Shallow reflection profiles over crystalline rocks of the Brevard zone show events that correlate with projections of mapped lithologic contacts, in spite of strong attenuation and statics effects associated with a zone of severe chemical weathering (saprolite). The profiles, which were collected in western South Carolina about 5 km from Appalachian ultra Deep Core Hole (ADCOH) regional lines 1 and 3, straddle the contact between the Brevard fault zone and the wider Brevard mylonitic shear zone to the southeast. The principal goal of these experiments was to test the feasibility of using a hammer source and 24-channel seismograph to image near-surface brittle and ductile structures to a depth of several hundred meters. We recorded two dip lines and one strike line with a total common midpoint (CMP) coverage of 1 km. Processing focused on eliminating static shifts and separating reflections from overlapping refracted S-waves. A statics approach based on the alignment of first arrivals on common-offset gathers effectively removed most of the statics variations. Suppressing S-waves by apparent velocity filtering of shot gathers caused considerable smearing in the stacked section because of the short receiver spreads. Moreover, for shot gathers with high levels of incoherent noise and/or residual statics, velocity filtering imposed a level of coherency on the output that was not present in the original gather.

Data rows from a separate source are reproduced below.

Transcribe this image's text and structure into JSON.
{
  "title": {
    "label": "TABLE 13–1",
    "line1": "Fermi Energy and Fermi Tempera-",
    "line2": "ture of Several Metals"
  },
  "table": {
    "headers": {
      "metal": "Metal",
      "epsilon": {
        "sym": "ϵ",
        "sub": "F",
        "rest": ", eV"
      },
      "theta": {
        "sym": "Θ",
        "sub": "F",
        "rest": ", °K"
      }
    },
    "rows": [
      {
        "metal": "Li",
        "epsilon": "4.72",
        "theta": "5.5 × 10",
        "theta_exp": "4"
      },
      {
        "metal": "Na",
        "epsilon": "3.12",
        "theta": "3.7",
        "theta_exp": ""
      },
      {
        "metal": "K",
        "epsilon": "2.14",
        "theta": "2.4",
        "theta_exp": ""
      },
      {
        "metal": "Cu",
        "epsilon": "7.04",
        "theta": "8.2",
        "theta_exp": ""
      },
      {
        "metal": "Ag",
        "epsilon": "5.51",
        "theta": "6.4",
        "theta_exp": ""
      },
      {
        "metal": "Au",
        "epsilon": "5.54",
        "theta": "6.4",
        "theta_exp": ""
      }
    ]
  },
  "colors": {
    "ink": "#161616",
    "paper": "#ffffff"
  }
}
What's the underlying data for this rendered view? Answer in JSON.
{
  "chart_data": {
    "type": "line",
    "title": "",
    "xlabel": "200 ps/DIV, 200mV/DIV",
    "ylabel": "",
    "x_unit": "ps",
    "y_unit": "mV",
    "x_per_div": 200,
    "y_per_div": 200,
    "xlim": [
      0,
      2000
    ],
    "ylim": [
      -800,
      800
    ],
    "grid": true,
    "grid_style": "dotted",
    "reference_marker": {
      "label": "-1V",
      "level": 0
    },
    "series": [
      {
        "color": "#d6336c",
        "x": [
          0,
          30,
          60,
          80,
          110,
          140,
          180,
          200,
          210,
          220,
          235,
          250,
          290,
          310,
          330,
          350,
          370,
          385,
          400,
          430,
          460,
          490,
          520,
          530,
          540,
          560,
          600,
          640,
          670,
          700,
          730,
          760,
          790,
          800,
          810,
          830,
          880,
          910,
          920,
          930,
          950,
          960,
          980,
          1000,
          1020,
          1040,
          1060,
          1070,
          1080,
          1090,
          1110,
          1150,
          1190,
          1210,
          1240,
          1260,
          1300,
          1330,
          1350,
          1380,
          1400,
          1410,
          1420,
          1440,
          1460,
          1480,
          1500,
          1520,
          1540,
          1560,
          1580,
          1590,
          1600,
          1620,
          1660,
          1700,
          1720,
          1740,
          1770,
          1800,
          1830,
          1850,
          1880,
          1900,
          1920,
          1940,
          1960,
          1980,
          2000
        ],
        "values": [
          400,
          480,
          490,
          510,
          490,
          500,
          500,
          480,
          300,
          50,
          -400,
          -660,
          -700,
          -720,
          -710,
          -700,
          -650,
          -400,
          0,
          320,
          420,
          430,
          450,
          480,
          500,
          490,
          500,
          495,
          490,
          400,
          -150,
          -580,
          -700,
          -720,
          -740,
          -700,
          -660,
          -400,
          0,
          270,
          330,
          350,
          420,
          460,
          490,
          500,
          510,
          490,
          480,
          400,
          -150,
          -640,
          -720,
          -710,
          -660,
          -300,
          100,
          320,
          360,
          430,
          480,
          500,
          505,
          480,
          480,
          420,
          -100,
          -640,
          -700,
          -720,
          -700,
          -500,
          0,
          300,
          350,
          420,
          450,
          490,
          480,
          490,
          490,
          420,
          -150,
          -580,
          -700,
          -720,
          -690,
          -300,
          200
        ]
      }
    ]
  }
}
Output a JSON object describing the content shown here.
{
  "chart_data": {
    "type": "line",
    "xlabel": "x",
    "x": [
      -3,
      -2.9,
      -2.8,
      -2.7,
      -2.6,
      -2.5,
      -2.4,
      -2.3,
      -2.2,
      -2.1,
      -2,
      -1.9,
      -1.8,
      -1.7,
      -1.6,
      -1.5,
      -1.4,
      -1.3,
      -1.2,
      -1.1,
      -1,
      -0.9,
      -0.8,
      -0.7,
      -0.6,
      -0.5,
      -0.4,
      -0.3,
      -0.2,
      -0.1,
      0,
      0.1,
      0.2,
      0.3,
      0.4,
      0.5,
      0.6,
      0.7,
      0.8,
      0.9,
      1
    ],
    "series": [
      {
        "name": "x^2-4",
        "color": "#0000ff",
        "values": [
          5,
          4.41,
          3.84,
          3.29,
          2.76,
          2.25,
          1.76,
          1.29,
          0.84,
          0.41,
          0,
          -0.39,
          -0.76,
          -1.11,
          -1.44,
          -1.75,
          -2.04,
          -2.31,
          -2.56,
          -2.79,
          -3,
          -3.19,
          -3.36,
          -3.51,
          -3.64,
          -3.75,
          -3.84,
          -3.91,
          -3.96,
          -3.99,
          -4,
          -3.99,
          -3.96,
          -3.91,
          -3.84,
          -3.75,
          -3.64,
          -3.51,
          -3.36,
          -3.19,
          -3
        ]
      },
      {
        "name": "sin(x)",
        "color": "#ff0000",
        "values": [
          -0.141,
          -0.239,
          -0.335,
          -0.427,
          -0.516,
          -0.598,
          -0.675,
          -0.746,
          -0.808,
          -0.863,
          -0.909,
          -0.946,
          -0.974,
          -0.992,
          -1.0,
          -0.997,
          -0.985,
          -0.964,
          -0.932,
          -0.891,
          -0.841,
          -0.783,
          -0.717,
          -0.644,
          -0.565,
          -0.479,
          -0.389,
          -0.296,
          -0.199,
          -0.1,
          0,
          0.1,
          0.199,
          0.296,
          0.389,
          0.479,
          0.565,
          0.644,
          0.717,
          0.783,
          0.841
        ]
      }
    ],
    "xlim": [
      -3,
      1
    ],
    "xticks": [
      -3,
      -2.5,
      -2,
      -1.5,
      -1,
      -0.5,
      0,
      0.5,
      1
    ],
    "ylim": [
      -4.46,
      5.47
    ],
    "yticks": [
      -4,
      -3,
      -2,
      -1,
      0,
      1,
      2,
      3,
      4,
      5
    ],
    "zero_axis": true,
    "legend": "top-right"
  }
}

Better results were obtained by applying severe surgical mutes to isolate the most reliable portions of the velocity-filtered shot gathers prior to CMP stacking. Final CMP stacked sections show distinct packages of moderately dipping reflections with a lateral continuity of 25 to 100 m over a depth range of 85 to 400 m. The reflections are attributed to compositional layering, variations in degree of anisotropy, near-horizontal expansion joints, and variations in fracture density. Southeast-dipping reflections imaged for a 450-m dip line straddling the southeast flank of the brittle Brevard fault zone correlate with projected lithologic contacts of thrust-faulted units mapped at the surface. Reflections show poorer continuity for lines recorded over a thick sequence of more uniform lithology within the adjacent Brevard mylonite zone. Reflections with apparent dips to the northwest are consistent with images in the ADCOH regional profiles and may reflect late-stage folding and normal faulting.